Format: Perfect-bound book, 210 pages
Publication date: February 2009
Status: In stock

Contents

Preface
Chapter 1: Valuation Models
Chapter 2: Expected Term
Chapter 3: Volatility Estimation
Chapter 4: Expense Recognition for Market and Performance Awards
Chapter 5: Underwater Option Exchanges: Baseline Theory and Implementation Approaches
Index

Excerpts

From Chapter 5, "Underwater Option Exchanges: Baseline Theory and Implementation Approaches"

Table 5-4 illustrates how an exchange ratio not based on a formal valuation methodology can give rise to incremental cost. First consider columns E, F and G, representing the stock price on the date in which the exchange ratio is solidified, the value of the underwater options on this date, and the resulting exchange ratio, respectively. As noted, Column F (value on which exchange ratio is based) may or may not be developed using formal valuation techniques. Column K shows the number of restricted stock units exchanged for underwater options based on this exchange ratio.

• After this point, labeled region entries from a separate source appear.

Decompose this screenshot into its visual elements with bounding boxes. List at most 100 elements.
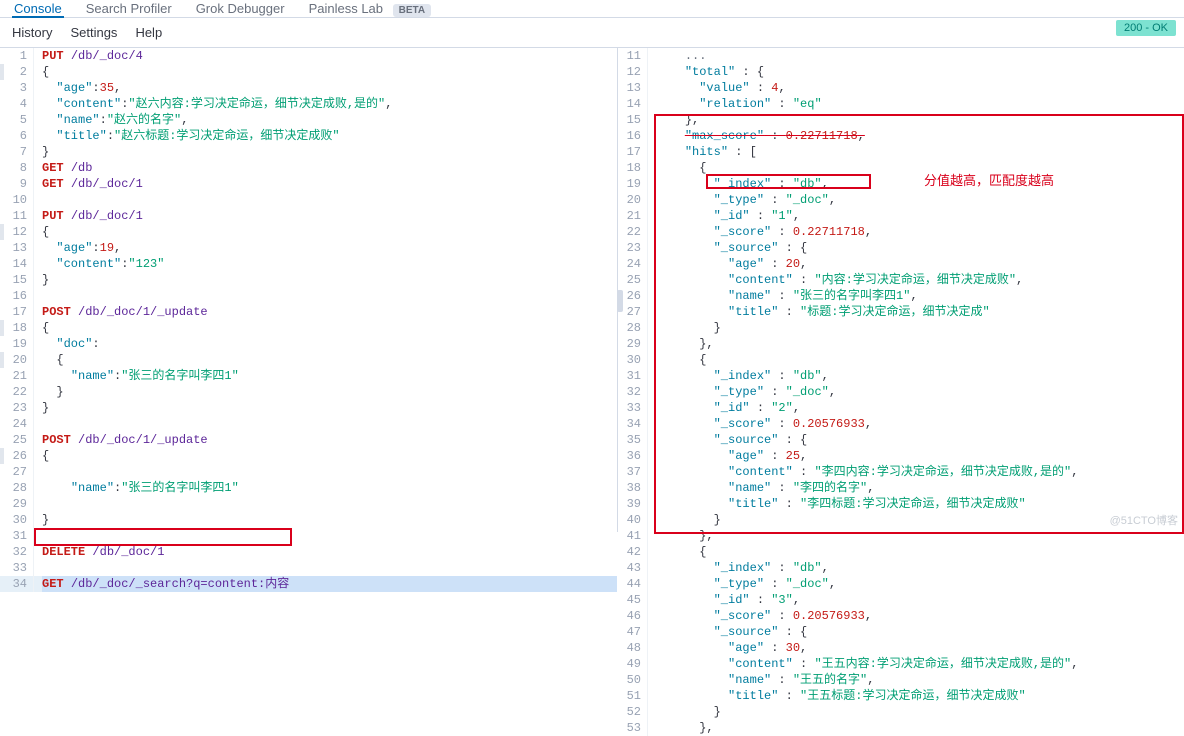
editor-line[interactable]: 3 "age":35, [0,80,617,96]
line-content[interactable]: { [42,352,617,368]
response-line: 21 "_id" : "1", [618,208,1184,224]
response-line: 36 "age" : 25, [618,448,1184,464]
editor-line[interactable]: 31 [0,528,617,544]
editor-line[interactable]: 11PUT /db/_doc/1 [0,208,617,224]
response-pane[interactable]: 11 ...12 "total" : {13 "value" : 4,14 "r… [618,48,1184,532]
line-number: 27 [4,464,34,480]
line-content: "relation" : "eq" [656,96,1184,112]
line-content[interactable]: GET /db [42,160,617,176]
line-content[interactable] [42,496,617,512]
line-content[interactable] [42,528,617,544]
editor-line[interactable]: 18{ [0,320,617,336]
editor-line[interactable]: 2{ [0,64,617,80]
editor-line[interactable]: 17POST /db/_doc/1/_update [0,304,617,320]
editor-line[interactable]: 5 "name":"赵六的名字", [0,112,617,128]
subbar: History Settings Help [0,18,1184,48]
line-content[interactable]: "title":"赵六标题:学习决定命运，细节决定成败" [42,128,617,144]
line-content[interactable] [42,560,617,576]
line-content: }, [656,336,1184,352]
tab-search-profiler[interactable]: Search Profiler [84,1,174,16]
line-content[interactable]: } [42,144,617,160]
line-content[interactable]: PUT /db/_doc/1 [42,208,617,224]
line-content: { [656,352,1184,368]
editor-line[interactable]: 29 [0,496,617,512]
editor-line[interactable]: 30} [0,512,617,528]
line-content[interactable]: { [42,224,617,240]
line-content: }, [656,112,1184,128]
line-content[interactable]: "age":19, [42,240,617,256]
line-content[interactable]: } [42,400,617,416]
request-editor[interactable]: 1PUT /db/_doc/42{3 "age":35,4 "content":… [0,48,617,592]
editor-line[interactable]: 27 [0,464,617,480]
line-content[interactable]: "content":"赵六内容:学习决定命运，细节决定成败,是的", [42,96,617,112]
line-content: "_type" : "_doc", [656,576,1184,592]
line-content: } [656,704,1184,720]
tab-console[interactable]: Console [12,1,64,18]
editor-line[interactable]: 21 "name":"张三的名字叫李四1" [0,368,617,384]
editor-line[interactable]: 6 "title":"赵六标题:学习决定命运，细节决定成败" [0,128,617,144]
editor-line[interactable]: 34GET /db/_doc/_search?q=content:内容 [0,576,617,592]
request-pane[interactable]: 1PUT /db/_doc/42{3 "age":35,4 "content":… [0,48,618,532]
pane-resize-handle[interactable] [617,290,623,312]
history-link[interactable]: History [12,25,52,40]
line-content[interactable]: { [42,448,617,464]
line-content[interactable] [42,192,617,208]
settings-link[interactable]: Settings [70,25,117,40]
line-number: 39 [618,496,648,512]
line-content[interactable] [42,416,617,432]
line-content[interactable]: } [42,384,617,400]
line-content[interactable]: } [42,512,617,528]
line-number: 32 [618,384,648,400]
editor-line[interactable]: 10 [0,192,617,208]
line-content[interactable]: "name":"张三的名字叫李四1" [42,368,617,384]
line-content[interactable]: GET /db/_doc/_search?q=content:内容 [42,576,617,592]
line-content[interactable]: "age":35, [42,80,617,96]
editor-line[interactable]: 9GET /db/_doc/1 [0,176,617,192]
line-content[interactable]: "name":"赵六的名字", [42,112,617,128]
tab-painless-lab[interactable]: Painless Lab BETA [307,1,434,16]
editor-line[interactable]: 4 "content":"赵六内容:学习决定命运，细节决定成败,是的", [0,96,617,112]
editor-line[interactable]: 25 POST /db/_doc/1/_update [0,432,617,448]
line-content[interactable]: { [42,320,617,336]
editor-line[interactable]: 20 { [0,352,617,368]
line-content[interactable]: POST /db/_doc/1/_update [42,304,617,320]
line-number: 50 [618,672,648,688]
line-content[interactable]: DELETE /db/_doc/1 [42,544,617,560]
line-content: { [656,544,1184,560]
line-number: 25 [4,432,34,448]
editor-line[interactable]: 7} [0,144,617,160]
line-content[interactable] [42,288,617,304]
line-content[interactable]: GET /db/_doc/1 [42,176,617,192]
editor-line[interactable]: 33 [0,560,617,576]
editor-line[interactable]: 32DELETE /db/_doc/1 [0,544,617,560]
editor-line[interactable]: 12{ [0,224,617,240]
line-content[interactable] [42,464,617,480]
line-content[interactable]: "name":"张三的名字叫李四1" [42,480,617,496]
editor-line[interactable]: 13 "age":19, [0,240,617,256]
editor-line[interactable]: 1PUT /db/_doc/4 [0,48,617,64]
editor-line[interactable]: 26{ [0,448,617,464]
editor-line[interactable]: 15} [0,272,617,288]
tab-grok-debugger[interactable]: Grok Debugger [194,1,287,16]
editor-line[interactable]: 19 "doc": [0,336,617,352]
help-link[interactable]: Help [135,25,162,40]
line-content[interactable]: "doc": [42,336,617,352]
tab-painless-label: Painless Lab [309,1,383,16]
editor-line[interactable]: 24 [0,416,617,432]
editor-line[interactable]: 14 "content":"123" [0,256,617,272]
response-line: 33 "_id" : "2", [618,400,1184,416]
editor-line[interactable]: 22 } [0,384,617,400]
line-content[interactable]: PUT /db/_doc/4 [42,48,617,64]
line-number: 46 [618,608,648,624]
line-content: "_score" : 0.22711718, [656,224,1184,240]
editor-line[interactable]: 28 "name":"张三的名字叫李四1" [0,480,617,496]
line-content[interactable]: } [42,272,617,288]
line-content: "content" : "李四内容:学习决定命运，细节决定成败,是的", [656,464,1184,480]
line-content[interactable]: POST /db/_doc/1/_update [42,432,617,448]
editor-line[interactable]: 16 [0,288,617,304]
line-content: "_index" : "db", [656,368,1184,384]
editor-line[interactable]: 23} [0,400,617,416]
line-content[interactable]: { [42,64,617,80]
line-content[interactable]: "content":"123" [42,256,617,272]
editor-line[interactable]: 8GET /db [0,160,617,176]
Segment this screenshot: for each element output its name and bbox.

Then consider columns H, I, and J, representing the stock price on the modification date, fair value on the modification date, and ratio between these two values, respectively. The exchange ratio is based on a valuation that assigns a higher value to the underwater options than that used in the valuation performed on the modification date. While it may be tempting to attribute this to changes in the stock price between the dates in which the valuations were performed (the stock prices did change), it would not be correct because the stock price actually climbed between the dates the exchange ratio was solidified and the modification was completed.

This particular pattern results in significant incremental cost because far more RSUs are given to employees than the value of the underwater options as determined using a formal valuation technique. Column L presents the before value, equal to the value of the underwater options exchanged times their fair value on the modification date. Column M presents the after value, equal to the value of the restricted stock units times the number given in exchange for the underwater options.